Com a eliminação precoce do Brasil na Copa do Mundo, diversos comerciantes em Natal se depararam com estoques de produtos temáticos da competição nas cores verde e amarelo. No Alecrim, o verde e amarelo já perderam protagonismo, mas alguns lojistas continuam desenvolvendo estratégias para vender os itens restantes e aproveitar futuras ocasiões.

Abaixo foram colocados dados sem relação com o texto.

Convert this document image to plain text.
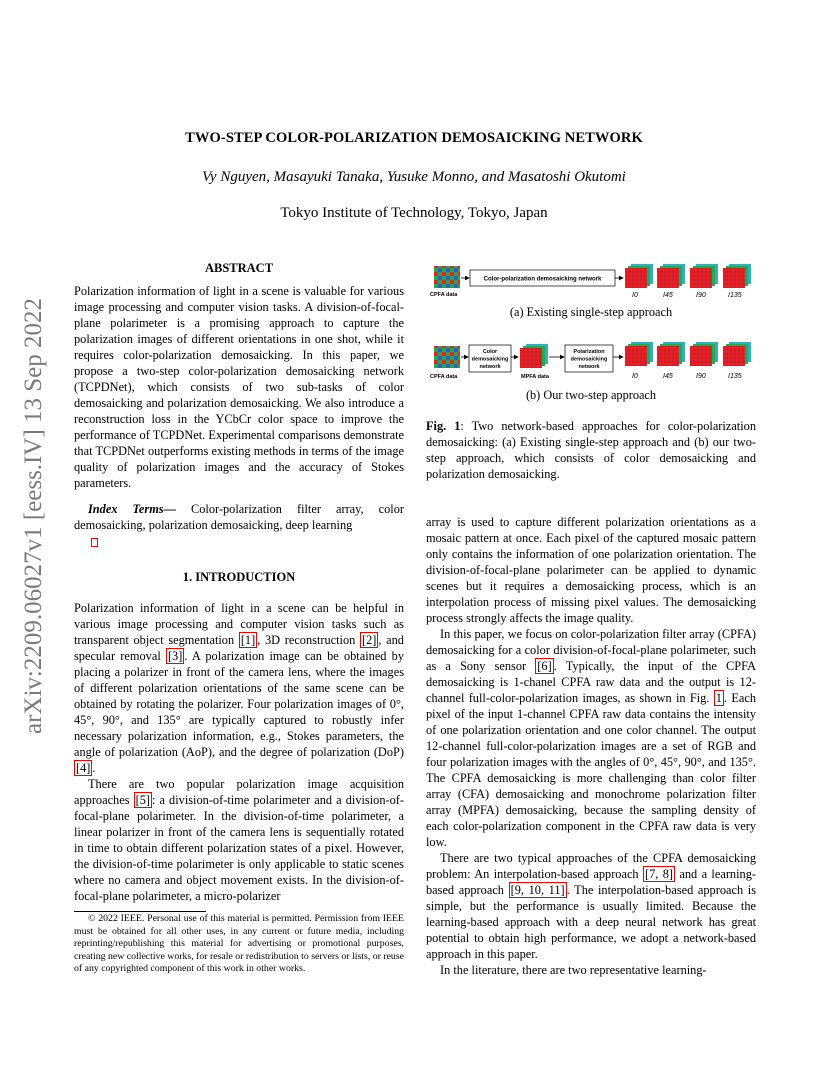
arXiv:2209.06027v1 [eess.IV] 13 Sep 2022
TWO-STEP COLOR-POLARIZATION DEMOSAICKING NETWORK
Vy Nguyen, Masayuki Tanaka, Yusuke Monno, and Masatoshi Okutomi
Tokyo Institute of Technology, Tokyo, Japan

ABSTRACT

Polarization information of light in a scene is valuable for various image processing and computer vision tasks. A division-of-focal-plane polarimeter is a promising approach to capture the polarization images of different orientations in one shot, while it requires color-polarization demosaicking. In this paper, we propose a two-step color-polarization demosaicking network (TCPDNet), which consists of two sub-tasks of color demosaicking and polarization demosaicking. We also introduce a reconstruction loss in the YCbCr color space to improve the performance of TCPDNet. Experimental comparisons demonstrate that TCPDNet outperforms existing methods in terms of the image quality of polarization images and the accuracy of Stokes parameters.

Index Terms— Color-polarization filter array, color demosaicking, polarization demosaicking, deep learning

1. INTRODUCTION

Polarization information of light in a scene can be helpful in various image processing and computer vision tasks such as transparent object segmentation [1] , 3D reconstruction [2] , and specular removal [3] . A polarization image can be obtained by placing a polarizer in front of the camera lens, where the images of different polarization orientations of the same scene can be obtained by rotating the polarizer. Four polarization images of 0°, 45°, 90°, and 135° are typically captured to robustly infer necessary polarization information, e.g., Stokes parameters, the angle of polarization (AoP), and the degree of polarization (DoP) [4] .

There are two popular polarization image acquisition approaches [5] : a division-of-time polarimeter and a division-of-focal-plane polarimeter. In the division-of-time polarimeter, a linear polarizer in front of the camera lens is sequentially rotated in time to obtain different polarization states of a pixel. However, the division-of-time polarimeter is only applicable to static scenes where no camera and object movement exists. In the division-of-focal-plane polarimeter, a micro-polarizer

© 2022 IEEE. Personal use of this material is permitted. Permission from IEEE must be obtained for all other uses, in any current or future media, including reprinting/republishing this material for advertising or promotional purposes, creating new collective works, for resale or redistribution to servers or lists, or reuse of any copyrighted component of this work in other works.
CPFA data
Color-polarization demosaicking network
I0	I45	I90	I135
CPFA data
Color
demosaicking
network
MPFA data
Polarization
demosaicking
network
I0	I45	I90	I135
(a) Existing single-step approach
(b) Our two-step approach
Fig. 1: Two network-based approaches for color-polarization demosaicking: (a) Existing single-step approach and (b) our two-step approach, which consists of color demosaicking and polarization demosaicking.

array is used to capture different polarization orientations as a mosaic pattern at once. Each pixel of the captured mosaic pattern only contains the information of one polarization orientation. The division-of-focal-plane polarimeter can be applied to dynamic scenes but it requires a demosaicking process, which is an interpolation process of missing pixel values. The demosaicking process strongly affects the image quality.

In this paper, we focus on color-polarization filter array (CPFA) demosaicking for a color division-of-focal-plane polarimeter, such as a Sony sensor [6] . Typically, the input of the CPFA demosaicking is 1-chanel CPFA raw data and the output is 12-channel full-color-polarization images, as shown in Fig. 1 . Each pixel of the input 1-channel CPFA raw data contains the intensity of one polarization orientation and one color channel. The output 12-channel full-color-polarization images are a set of RGB and four polarization images with the angles of 0°, 45°, 90°, and 135°. The CPFA demosaicking is more challenging than color filter array (CFA) demosaicking and monochrome polarization filter array (MPFA) demosaicking, because the sampling density of each color-polarization component in the CPFA raw data is very low.

There are two typical approaches of the CPFA demosaicking problem: An interpolation-based approach [7, 8] and a learning-based approach [9, 10, 11] . The interpolation-based approach is simple, but the performance is usually limited. Because the learning-based approach with a deep neural network has great potential to obtain high performance, we adopt a network-based approach in this paper.

In the literature, there are two representative learning-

Cleide Alves, gerente da loja Emanuelle, conta que os produtos temáticos femininos e infantis foram totalmente vendidos, restando apenas algumas camisas masculinas. “Tínhamos a expectativa de vitória do Brasil e recebemos muitos produtos. Após a eliminação, restam poucas unidades masculinas. Ainda não decidimos se vamos guardar para a próxima Copa”, declara.
Esses itens devem ser vendidos em uma liquidação na loja, mas a gerente prevê desafios para as vendas. Caso reste algum estoque, ela considera guardá-lo para outras épocas, como as eleições de outubro.

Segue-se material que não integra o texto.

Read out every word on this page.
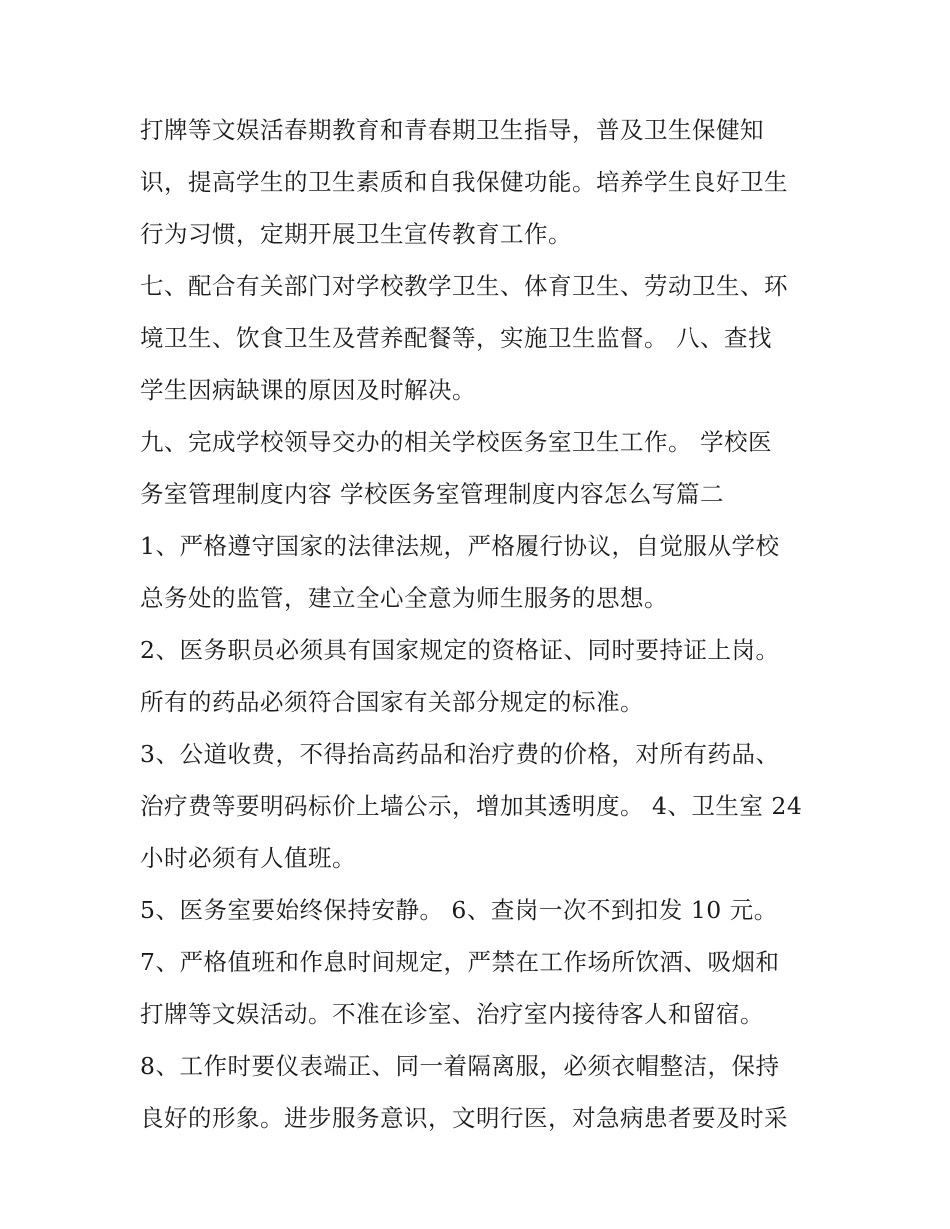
打牌等文娱活春期教育和青春期卫生指导，普及卫生保健知
识，提高学生的卫生素质和自我保健功能。培养学生良好卫生
行为习惯，定期开展卫生宣传教育工作。
七、配合有关部门对学校教学卫生、体育卫生、劳动卫生、环
境卫生、饮食卫生及营养配餐等，实施卫生监督。 八、查找
学生因病缺课的原因及时解决。
九、完成学校领导交办的相关学校医务室卫生工作。 学校医
务室管理制度内容 学校医务室管理制度内容怎么写篇二
1、严格遵守国家的法律法规，严格履行协议，自觉服从学校
总务处的监管，建立全心全意为师生服务的思想。
2、医务职员必须具有国家规定的资格证、同时要持证上岗。
所有的药品必须符合国家有关部分规定的标准。
3、公道收费，不得抬高药品和治疗费的价格，对所有药品、
治疗费等要明码标价上墙公示，增加其透明度。 4、卫生室 24
小时必须有人值班。
5、医务室要始终保持安静。 6、查岗一次不到扣发 10 元。
7、严格值班和作息时间规定，严禁在工作场所饮酒、吸烟和
打牌等文娱活动。不准在诊室、治疗室内接待客人和留宿。
8、工作时要仪表端正、同一着隔离服，必须衣帽整洁，保持
良好的形象。进步服务意识，文明行医，对急病患者要及时采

Carla Mariana, artesã e vendedora na Lojinha da Mari, também aposta nos produtos temáticos, comercializando tiaras, laços e o álbum da Copa do Mundo de 2026. “Estamos fazendo promoções e aguardando as eleições, que também geram bastante venda de itens do Brasil”, menciona.
Ela vê o 7 de setembro como outra oportunidade de venda. Atuando no camelódromo do Alecrim, Carla Mariana vende seu artesanato, enquanto seu esposo comercializa camisas da Seleção Brasileira. Apesar da procura diminuir, eles continuam vendendo as peças, que já recebem descontos entre R$ 10 e R$ 20.
Graça Cunha, proprietária da loja John John Kids, com foco no público infantil, conta que vendeu muitos itens temáticos antes e durante os primeiros jogos, quando a expectativa era que o Brasil avançasse de fase. Após a eliminação nas oitavas de final para a Noruega, ficou o estoque remanescente.
Ela afirma que ainda há interesse pelos produtos temáticos e que pretende vender o estoque restante no 7 de setembro, data em que as pessoas costumam usar roupas nas cores do Brasil, e também nas eleições.
O gerente da Agência Sebrae Grande Natal, Thales Medeiros, recomenda transformar o estoque parado em capital para evitar despesas prolongadas com armazenamento. Segundo ele, “o primeiro passo é classificar os produtos conforme giro, margem e possibilidade de venda após o evento”.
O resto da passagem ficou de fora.